Maria Theresia liebte die Verkleidung
Eine Blüte erlebte der Wiener Fasching in der Zeit Maria Theresias, die ihrem geliebten Franz Stephan keinen Wunsch, auch nicht den nach Maskenbällen, also Redouten, abschlagen konnte. Sie gewährte für Hoffeste ab 1743 Maskenfreiheit, was laut zeitgenössischen Kommentatoren „Liebesintrigen und Avancen“Vorschub leistete, und ließ das Hoftheater zum Redoutensaal umbauen. Nach dem Tod des Gatten erlosch ihr Interesse. Ihr Sohn Josef II. öffnete die (nicht am Hofe) stattfindenden Bälle – die
Bezeichnung hatte sich im 18. Jahrhundert durchgesetzt, vom französischen „baller“, tanzen, abgeleitet – dann für alle Zahlenden.

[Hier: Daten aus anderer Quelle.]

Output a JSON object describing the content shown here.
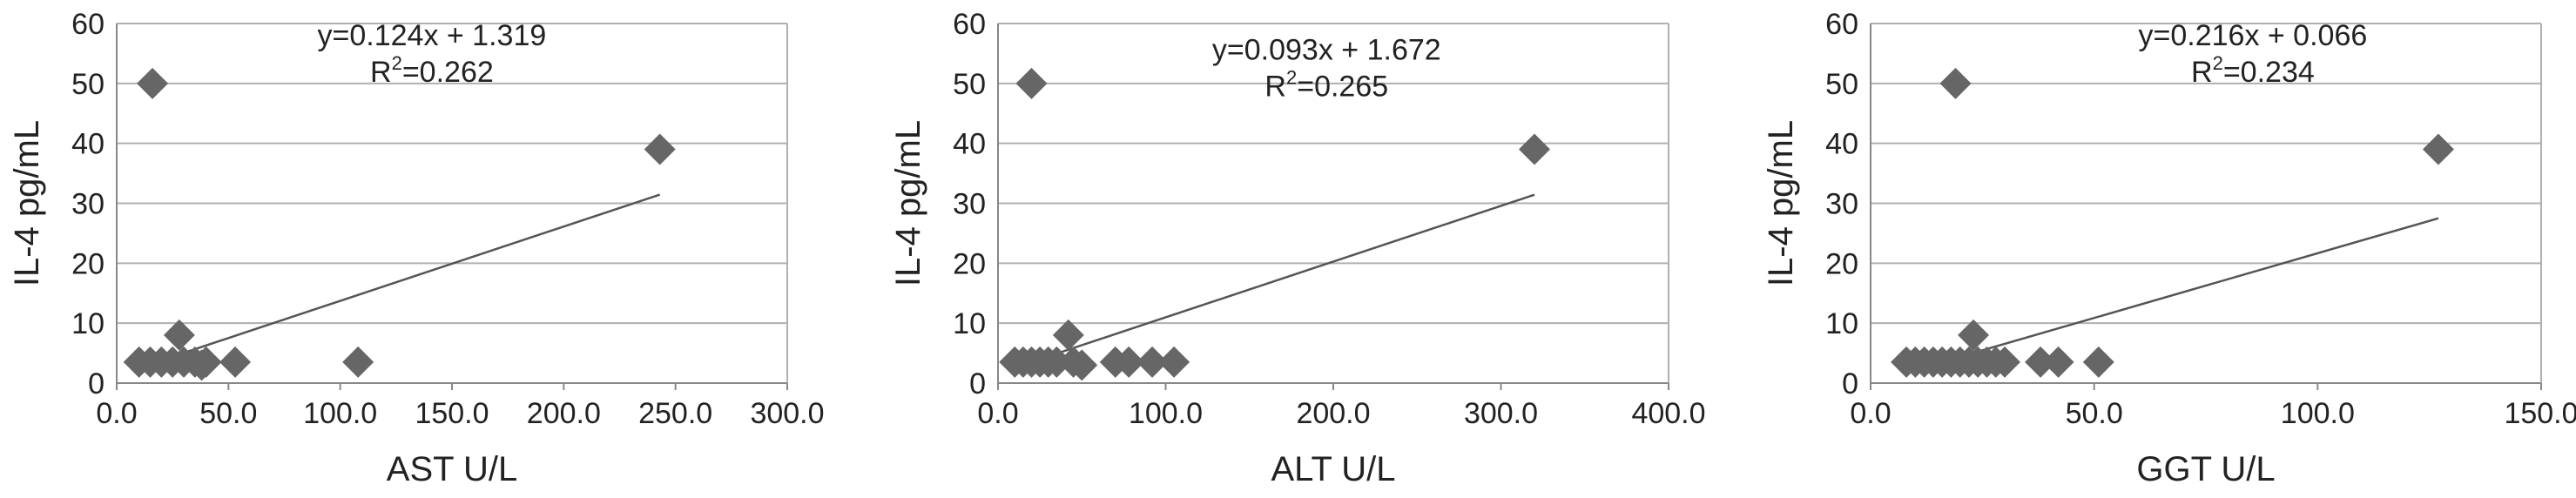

Einiges später, 1890, wurde mit dem „Ball der Stadt Wien“, initiiert von Bürgermeister Karl Lueger, eine Tradition begründet, die heute wohl im Life Ball ihre Entsprechung findet. Die Wurzeln des von den Besuchern her doch mehr internationalen als Wiener Opernballs dagegen gehen auf den „tanzenden“Wiener Kongress 1814/15 zurück, als Künstler der Hofoper Tanzveranstaltungen abhielten, schreibt WagnerTrenkwitz. Man frönte schon Frühformen des Walzers – immerhin, der wurde zumindest wirklich in Wien erfunden.
Den „Kleinen Opernball“, wie das Verfolgen des TV-Ereignisses in voller Ballmontur genannt wird, sieht Wagner-Trenkwitz heuer übrigens vom „Ganz kleinen Opernball“abgelöst: mit Sekt zu Hause sitzen und sich gegenseitig aus seinem Buch vorlesen.